Berzarin’s 5th Shock, supported by 12th Guards and 11th Tank Corps, drove on into Kaulsdorf, Biesdorf and towards Karlshorst, cutting into the eastern defences. Chuikov’s 8th Guards, with Katukov’s tank army, ran into heavy opposition at Erkner and Petershagen, but in the afternoon of 22 April the infantry and tanks had reached the river Dahme, with the right flank fighting in the woods east of Mahlsdorf and Uhlenhorst. Ahead lay the Spree, with an assault crossing planned for 23 April under cover of a thirty-minute artillery barrage. Tank army commander Katukov during the course of the day received a bizarre and disconcerting call from one of his corps commanders, Babadzhanyan, who reported that he had some Japanese on his hands. An incredulous Katukov repeated ‘Japanese’ in dazed tones, only to be told that Soviet tank troops had run into a Japanese mission near Erkner; Katukov, who found himself burdened with a number of diplomatic incidents that day, instructed Babadzhanyan to bring the Japanese to his
HQ
at once. Then there was the affair of the mineral water: scorched and thirsty Soviet troops had ‘liberated’ several cases of mineral water from a neutral embassy, gulping it all down, only to have protests rain down on the head of the army commander. Katukov could only wonder what mean attitude prompted protests like this.

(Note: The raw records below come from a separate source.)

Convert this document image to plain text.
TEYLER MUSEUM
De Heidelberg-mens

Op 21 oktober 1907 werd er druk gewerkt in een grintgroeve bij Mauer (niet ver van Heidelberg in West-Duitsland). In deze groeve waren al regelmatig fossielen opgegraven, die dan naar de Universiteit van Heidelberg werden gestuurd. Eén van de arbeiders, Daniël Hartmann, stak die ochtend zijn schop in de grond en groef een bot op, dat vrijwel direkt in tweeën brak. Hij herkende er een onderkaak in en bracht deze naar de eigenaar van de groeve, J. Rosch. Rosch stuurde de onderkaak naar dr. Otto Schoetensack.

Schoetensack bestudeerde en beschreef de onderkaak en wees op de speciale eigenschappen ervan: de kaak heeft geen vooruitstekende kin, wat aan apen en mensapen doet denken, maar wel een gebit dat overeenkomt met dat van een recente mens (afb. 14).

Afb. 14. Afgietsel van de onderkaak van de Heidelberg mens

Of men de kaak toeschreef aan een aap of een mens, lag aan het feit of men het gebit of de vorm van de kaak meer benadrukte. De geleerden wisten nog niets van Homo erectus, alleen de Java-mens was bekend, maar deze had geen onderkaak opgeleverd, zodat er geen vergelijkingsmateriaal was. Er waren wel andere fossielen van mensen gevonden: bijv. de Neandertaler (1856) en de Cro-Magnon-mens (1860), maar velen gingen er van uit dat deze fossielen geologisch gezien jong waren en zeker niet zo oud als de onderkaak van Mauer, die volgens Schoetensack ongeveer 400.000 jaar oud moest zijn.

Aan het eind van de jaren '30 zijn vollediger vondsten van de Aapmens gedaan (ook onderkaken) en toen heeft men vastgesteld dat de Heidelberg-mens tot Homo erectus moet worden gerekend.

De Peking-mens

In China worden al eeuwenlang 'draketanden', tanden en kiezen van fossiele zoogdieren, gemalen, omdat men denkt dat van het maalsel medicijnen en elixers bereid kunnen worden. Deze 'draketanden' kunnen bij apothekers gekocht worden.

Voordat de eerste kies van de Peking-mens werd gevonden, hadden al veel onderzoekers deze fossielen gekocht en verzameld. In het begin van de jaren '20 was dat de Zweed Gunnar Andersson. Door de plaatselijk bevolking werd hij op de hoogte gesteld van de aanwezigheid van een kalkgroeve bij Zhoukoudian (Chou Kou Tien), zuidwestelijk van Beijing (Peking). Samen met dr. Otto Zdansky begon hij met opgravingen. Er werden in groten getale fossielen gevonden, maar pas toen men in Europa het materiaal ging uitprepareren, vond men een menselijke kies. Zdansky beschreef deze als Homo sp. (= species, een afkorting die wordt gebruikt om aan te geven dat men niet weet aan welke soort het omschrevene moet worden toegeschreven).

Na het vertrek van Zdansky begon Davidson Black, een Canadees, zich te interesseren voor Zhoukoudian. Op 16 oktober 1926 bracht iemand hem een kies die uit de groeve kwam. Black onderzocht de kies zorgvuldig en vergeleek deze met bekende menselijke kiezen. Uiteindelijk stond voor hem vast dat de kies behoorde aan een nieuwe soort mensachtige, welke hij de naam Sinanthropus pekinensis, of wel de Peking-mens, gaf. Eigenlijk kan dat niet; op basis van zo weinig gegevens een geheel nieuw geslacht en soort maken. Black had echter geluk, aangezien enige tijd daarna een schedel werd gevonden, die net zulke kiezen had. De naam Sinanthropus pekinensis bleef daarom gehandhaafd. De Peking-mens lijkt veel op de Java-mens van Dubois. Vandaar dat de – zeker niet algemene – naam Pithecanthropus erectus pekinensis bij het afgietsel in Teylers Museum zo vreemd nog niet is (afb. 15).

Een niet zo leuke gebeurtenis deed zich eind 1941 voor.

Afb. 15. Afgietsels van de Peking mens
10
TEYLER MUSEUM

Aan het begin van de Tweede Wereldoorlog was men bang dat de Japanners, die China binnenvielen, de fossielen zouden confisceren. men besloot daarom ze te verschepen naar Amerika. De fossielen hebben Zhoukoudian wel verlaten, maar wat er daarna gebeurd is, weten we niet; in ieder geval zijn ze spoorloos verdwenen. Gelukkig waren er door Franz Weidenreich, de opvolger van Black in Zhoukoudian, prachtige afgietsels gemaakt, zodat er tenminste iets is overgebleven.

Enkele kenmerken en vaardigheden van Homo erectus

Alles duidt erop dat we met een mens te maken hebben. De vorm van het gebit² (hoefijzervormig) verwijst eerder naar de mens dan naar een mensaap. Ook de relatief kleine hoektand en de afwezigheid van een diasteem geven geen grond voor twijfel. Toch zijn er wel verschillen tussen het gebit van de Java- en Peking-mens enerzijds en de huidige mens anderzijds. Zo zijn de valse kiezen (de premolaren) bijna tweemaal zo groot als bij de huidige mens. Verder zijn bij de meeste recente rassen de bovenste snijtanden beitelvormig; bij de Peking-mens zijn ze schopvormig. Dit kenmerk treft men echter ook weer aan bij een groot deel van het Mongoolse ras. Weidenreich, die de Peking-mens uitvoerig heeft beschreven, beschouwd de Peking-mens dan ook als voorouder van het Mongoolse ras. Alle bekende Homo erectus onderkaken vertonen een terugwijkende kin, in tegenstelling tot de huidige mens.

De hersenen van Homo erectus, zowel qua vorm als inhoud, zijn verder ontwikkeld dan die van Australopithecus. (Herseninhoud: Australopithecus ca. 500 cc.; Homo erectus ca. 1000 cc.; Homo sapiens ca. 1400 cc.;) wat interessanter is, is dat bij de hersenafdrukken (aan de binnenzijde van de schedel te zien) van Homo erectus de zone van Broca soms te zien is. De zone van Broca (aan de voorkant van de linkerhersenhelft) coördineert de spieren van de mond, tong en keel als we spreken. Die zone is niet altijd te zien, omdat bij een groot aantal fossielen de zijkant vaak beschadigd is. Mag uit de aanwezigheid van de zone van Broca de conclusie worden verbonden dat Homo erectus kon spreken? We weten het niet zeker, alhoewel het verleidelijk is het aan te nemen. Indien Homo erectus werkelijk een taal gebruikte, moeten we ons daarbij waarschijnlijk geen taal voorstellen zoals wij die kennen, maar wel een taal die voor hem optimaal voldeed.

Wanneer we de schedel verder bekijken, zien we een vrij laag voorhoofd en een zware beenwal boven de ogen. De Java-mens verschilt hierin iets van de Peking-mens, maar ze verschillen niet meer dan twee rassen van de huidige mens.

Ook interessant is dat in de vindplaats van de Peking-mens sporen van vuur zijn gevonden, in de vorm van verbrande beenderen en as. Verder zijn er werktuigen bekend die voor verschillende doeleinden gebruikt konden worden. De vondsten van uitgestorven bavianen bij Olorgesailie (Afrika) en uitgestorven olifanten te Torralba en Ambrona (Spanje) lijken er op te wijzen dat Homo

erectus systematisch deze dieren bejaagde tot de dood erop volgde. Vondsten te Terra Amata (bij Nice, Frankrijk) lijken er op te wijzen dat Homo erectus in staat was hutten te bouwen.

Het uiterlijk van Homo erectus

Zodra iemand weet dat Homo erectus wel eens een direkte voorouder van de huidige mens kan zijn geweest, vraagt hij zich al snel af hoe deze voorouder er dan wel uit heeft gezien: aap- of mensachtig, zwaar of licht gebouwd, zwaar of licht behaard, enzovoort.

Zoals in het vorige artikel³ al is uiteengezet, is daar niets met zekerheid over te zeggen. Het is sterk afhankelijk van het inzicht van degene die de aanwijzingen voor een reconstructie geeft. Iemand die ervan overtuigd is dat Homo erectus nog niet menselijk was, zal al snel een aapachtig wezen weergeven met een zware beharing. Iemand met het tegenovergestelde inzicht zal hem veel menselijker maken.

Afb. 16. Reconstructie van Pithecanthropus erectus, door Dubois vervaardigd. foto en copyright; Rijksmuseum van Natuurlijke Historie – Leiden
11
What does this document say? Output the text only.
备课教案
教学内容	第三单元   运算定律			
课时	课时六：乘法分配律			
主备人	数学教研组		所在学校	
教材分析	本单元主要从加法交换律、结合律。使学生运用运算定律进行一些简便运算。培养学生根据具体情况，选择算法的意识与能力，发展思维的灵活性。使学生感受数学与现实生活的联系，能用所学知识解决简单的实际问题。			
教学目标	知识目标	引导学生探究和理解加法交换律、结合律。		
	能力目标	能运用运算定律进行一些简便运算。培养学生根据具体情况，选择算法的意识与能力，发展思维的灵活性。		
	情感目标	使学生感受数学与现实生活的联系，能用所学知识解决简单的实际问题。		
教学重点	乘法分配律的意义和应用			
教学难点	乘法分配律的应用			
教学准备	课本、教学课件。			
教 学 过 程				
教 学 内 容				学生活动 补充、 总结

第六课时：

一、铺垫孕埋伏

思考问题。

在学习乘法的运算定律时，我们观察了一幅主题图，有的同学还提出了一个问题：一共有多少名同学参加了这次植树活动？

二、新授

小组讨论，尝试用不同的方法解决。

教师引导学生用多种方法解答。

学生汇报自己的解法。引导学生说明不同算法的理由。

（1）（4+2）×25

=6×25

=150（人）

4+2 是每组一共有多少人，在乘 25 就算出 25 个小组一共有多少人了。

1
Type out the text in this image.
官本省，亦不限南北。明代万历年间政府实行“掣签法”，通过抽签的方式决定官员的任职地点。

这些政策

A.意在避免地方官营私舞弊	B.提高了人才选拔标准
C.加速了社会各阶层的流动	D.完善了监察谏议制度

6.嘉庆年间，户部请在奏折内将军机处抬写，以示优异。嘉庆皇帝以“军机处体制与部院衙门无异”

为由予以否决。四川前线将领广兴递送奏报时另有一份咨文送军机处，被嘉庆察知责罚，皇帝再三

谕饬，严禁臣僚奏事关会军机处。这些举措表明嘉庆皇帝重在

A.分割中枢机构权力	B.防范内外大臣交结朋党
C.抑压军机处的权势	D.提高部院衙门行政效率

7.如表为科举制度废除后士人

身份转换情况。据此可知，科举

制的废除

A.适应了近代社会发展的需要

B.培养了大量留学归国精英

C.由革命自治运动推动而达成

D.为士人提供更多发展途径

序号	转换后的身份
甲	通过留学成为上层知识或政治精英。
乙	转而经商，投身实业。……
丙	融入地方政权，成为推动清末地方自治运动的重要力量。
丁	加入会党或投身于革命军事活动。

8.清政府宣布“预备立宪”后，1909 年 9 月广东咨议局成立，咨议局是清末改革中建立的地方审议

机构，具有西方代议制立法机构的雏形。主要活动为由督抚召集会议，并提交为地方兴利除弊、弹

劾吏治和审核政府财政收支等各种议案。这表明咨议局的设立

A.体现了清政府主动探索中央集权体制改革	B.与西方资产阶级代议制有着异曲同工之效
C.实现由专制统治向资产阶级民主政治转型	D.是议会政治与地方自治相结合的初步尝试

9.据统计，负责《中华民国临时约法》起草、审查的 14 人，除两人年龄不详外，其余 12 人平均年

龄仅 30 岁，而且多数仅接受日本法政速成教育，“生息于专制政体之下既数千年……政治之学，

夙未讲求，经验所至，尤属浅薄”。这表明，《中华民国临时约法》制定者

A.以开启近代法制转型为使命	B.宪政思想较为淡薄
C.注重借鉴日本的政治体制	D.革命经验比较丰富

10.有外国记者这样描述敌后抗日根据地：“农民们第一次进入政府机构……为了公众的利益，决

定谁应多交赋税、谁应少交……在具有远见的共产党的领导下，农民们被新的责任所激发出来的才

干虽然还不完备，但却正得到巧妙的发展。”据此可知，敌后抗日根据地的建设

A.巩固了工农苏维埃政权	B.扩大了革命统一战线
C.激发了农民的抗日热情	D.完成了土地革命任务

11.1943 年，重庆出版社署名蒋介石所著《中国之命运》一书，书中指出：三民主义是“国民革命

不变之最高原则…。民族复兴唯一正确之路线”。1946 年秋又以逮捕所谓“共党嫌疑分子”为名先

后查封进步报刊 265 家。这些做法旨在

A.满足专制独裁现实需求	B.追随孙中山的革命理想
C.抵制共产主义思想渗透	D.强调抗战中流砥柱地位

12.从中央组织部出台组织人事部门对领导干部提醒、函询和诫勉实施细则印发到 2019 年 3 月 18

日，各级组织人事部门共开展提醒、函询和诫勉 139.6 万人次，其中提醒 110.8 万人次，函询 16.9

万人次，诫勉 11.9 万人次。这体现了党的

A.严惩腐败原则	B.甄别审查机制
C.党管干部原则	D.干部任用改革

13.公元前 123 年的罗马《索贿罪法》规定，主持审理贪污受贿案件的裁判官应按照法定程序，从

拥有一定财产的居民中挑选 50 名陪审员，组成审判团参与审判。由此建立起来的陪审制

Meanwhile Berlin burned, raked by Soviet guns and torn into sprawling ruins by Soviet assault squads, blasting their own passage. Lelyushenko’s 4th Guards tanks, driving on relentlessly, swept along on their south-westerly path and on 22 April were only twenty miles from Perkhorovich’s 47th Army hammering down from the north, closing a giant outer encirclement round the city to the west. Crashing on its way to the west, 5th Guards Mechanized Corps suddenly came upon another German concentration camp at Treuenbrietzen holding large numbers of Allied prisoners of war; Red Army Lieutenant Zharchinskii leading a reconnaissance group opened fire on the
SS
guards and was himself mortally wounded in the exchange of fire, but in a final gallant last stand he cut down the camp commandant and could see German resistance collapsing. Among the liberated prisoners was Maj.-Gen. Otto Ruge, commander of the Norwegian Army. Picking up speed, 5th Mechanized raced on to Jüterborg and drove on to an aerodrome packed with aircraft (144 damaged machines, 362 aircraft engines and 3,000 bombs, all duly handed over to the 9th Guards Fighter Division), colliding with a German division in the process of forming up on the Jüterborg Parade Ground. The sudden appearance of Soviet tanks sent men and machines scattering in all directions, though the guns fell at once into the hands of the Russians. With the Beelitz–Treuenbrietzen line in their hands, Soviet tanks continued to drive forward and once in the area of Saarmund there was every prospect of closing on Potsdam and Brandenburg—and completing the encirclement
of the city, as well as sealing it off from any attempt to mount a relief attack from the west.